Died: January 20, 2011
As a joke, Walter Guthrie Brunner ran for class president at the Wheatley School on Long Island, won, and became “a first class, diligent president,” according to a classmate.
An obit from the St. Croix Avis, perhaps largely self-authored and the principal source of this piece, claims he was a founding member of SNCC (he was 17). After a year off, he attended VMI for a year, then got a Navy ROTC scholarship at Yale. Injured while on a summer cruise, he was honorably discharged. He spent sophomore and junior years with us at Yale, then ran restaurants in NYC. His girlfriend, Donna, a model, got tired of NY, went to St. Croix, Virgin Islands to visit, and never returned. Walter followed her in 1970 and started a restaurant in the Dansk Hotel in Kristiansted. She organized political campaigns and was murdered, the case never solved.
In the Virgin Islands Brunner left his mark as a political consultant, restaurateur, reporter, television programmer, athlete, advertising and media producer, and promoter of arts and culture.
With his first restaurant barely a year old, Brunner became a reporter September 6, 1972, being first on the scene at the Fountain Valley Mass Murders (turbulent times in the Virgin Islands); William Kunstler defended the accused. Brunner covered the highly-publicized trial.
In 1974 his radio program V.I. Political Roundtable subjected candidates to rapid-fire questioning by the local press corps. Expanding into television, Brunner covered Caribbean stories for ABC, CBS, and NBC, produced TV programs, and reported for the St. Croix Avis.

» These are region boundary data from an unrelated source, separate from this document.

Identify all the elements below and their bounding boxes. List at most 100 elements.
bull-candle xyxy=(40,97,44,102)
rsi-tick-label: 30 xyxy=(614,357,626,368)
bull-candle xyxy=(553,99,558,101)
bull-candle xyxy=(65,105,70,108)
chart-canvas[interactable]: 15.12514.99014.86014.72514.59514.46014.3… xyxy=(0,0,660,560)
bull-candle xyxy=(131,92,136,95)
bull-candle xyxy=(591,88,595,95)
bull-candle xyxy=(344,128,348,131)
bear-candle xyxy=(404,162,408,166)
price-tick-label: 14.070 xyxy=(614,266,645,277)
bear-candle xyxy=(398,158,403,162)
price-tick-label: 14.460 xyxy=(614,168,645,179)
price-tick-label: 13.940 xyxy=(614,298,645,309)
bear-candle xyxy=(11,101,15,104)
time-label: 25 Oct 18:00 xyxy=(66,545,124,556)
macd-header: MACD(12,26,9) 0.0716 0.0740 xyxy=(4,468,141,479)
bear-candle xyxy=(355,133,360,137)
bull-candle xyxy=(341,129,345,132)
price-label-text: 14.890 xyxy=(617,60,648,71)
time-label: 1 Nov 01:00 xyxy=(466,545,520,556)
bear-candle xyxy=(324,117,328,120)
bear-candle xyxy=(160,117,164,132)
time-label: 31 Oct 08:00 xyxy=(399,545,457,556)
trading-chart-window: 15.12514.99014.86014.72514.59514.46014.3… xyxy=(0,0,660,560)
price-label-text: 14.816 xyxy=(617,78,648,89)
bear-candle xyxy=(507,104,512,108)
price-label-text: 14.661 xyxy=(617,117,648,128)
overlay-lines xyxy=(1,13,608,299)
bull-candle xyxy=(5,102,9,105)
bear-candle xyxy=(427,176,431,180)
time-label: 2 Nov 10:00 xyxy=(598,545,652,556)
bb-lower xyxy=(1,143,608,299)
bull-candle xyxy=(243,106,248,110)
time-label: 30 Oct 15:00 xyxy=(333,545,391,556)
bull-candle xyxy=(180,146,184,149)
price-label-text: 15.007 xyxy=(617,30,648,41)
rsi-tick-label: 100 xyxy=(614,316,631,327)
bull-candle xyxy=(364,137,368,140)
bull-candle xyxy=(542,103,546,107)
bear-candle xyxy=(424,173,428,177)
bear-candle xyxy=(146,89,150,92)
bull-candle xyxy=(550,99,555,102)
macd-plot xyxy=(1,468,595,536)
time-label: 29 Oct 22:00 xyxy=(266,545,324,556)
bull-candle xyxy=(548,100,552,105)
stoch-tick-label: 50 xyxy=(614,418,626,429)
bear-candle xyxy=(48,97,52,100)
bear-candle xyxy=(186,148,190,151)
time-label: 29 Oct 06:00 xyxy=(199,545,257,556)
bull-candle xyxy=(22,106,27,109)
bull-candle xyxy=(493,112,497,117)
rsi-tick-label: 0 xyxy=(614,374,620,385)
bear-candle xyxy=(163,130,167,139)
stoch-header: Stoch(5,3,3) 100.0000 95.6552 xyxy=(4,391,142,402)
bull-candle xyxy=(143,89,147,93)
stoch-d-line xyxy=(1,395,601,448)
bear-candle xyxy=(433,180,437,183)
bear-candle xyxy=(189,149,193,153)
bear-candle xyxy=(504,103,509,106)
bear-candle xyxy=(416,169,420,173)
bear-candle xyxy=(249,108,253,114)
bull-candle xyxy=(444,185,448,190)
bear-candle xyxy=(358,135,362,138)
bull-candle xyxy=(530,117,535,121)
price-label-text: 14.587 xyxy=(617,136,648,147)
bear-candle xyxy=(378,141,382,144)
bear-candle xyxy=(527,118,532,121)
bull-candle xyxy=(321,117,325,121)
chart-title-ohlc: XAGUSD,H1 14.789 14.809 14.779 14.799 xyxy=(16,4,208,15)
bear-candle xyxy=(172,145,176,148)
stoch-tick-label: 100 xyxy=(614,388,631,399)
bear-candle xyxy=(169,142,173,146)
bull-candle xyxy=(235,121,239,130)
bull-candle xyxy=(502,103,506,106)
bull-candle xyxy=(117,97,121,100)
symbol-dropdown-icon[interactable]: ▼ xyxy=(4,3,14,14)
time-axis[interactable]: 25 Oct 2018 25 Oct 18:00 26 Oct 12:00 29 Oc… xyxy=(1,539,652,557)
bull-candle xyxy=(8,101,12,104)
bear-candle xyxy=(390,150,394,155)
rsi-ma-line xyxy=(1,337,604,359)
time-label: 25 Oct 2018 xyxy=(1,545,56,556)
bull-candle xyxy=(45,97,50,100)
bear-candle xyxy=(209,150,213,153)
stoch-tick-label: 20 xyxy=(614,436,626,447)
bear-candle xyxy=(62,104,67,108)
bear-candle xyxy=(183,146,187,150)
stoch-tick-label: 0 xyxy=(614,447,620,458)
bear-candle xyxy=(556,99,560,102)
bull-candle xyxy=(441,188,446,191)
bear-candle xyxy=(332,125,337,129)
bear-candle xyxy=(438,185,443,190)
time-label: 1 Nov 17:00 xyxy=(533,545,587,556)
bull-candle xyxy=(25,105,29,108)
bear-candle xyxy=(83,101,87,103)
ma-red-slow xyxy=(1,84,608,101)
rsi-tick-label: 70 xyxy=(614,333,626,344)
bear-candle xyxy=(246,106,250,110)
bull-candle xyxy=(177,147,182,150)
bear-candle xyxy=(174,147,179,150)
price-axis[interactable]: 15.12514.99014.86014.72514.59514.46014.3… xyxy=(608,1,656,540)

Then Walter ran political media campaigns for over four decades, counting among his clients four governors and three delegates to Washington, six lieutenant governors, six V.I. senate presidents, Ruby Margaret Rouss, the first black woman to lead a state-level legislative body, and Margaret Stapleton, the nation’s longest serving Democrat Party state chair.
In the 90s Brunner helped artists design seven outdoor sculptures for a racetrack, a police command center, and public spaces in Fredericksted and three “Conch Blower” sculptures placed throughout the islands. Under a grant from the V.I. Council on the Arts, he conceived and ran a “Lottery as Art” project, depicting cultural events and historic figures on bi-weekly drawing tickets. He then conceived and designed governor’s medals for freedom and for the arts. After Hurricane Marilyn, he helped produce a restoration poster that, after 30,000 printings, was selected for the cover of Travel Weekly magazine.
Brunner owned and operated three restaurants, among them Guthrie’s, a gas-lit, saxophone and clarinet-jazzed restaurant at Christiansted Harbor, selected for the territory’s first national TV ad campaign.
For seven years, Brunner was a partner in a New York based firm that represented NBA players and NCAA coaches. And as a member of the 1974 Virgin Islands Olympic Wrestling Team, he had competed in the 100-kilogram class at the Caribbean and Central American Games in the Dominican Republic.
In 1999, hobbled by diabetes, he retired to Greenwich Village, where he lived another twelve years. Walter Guthrie Brunner died at 67 of neurological disease.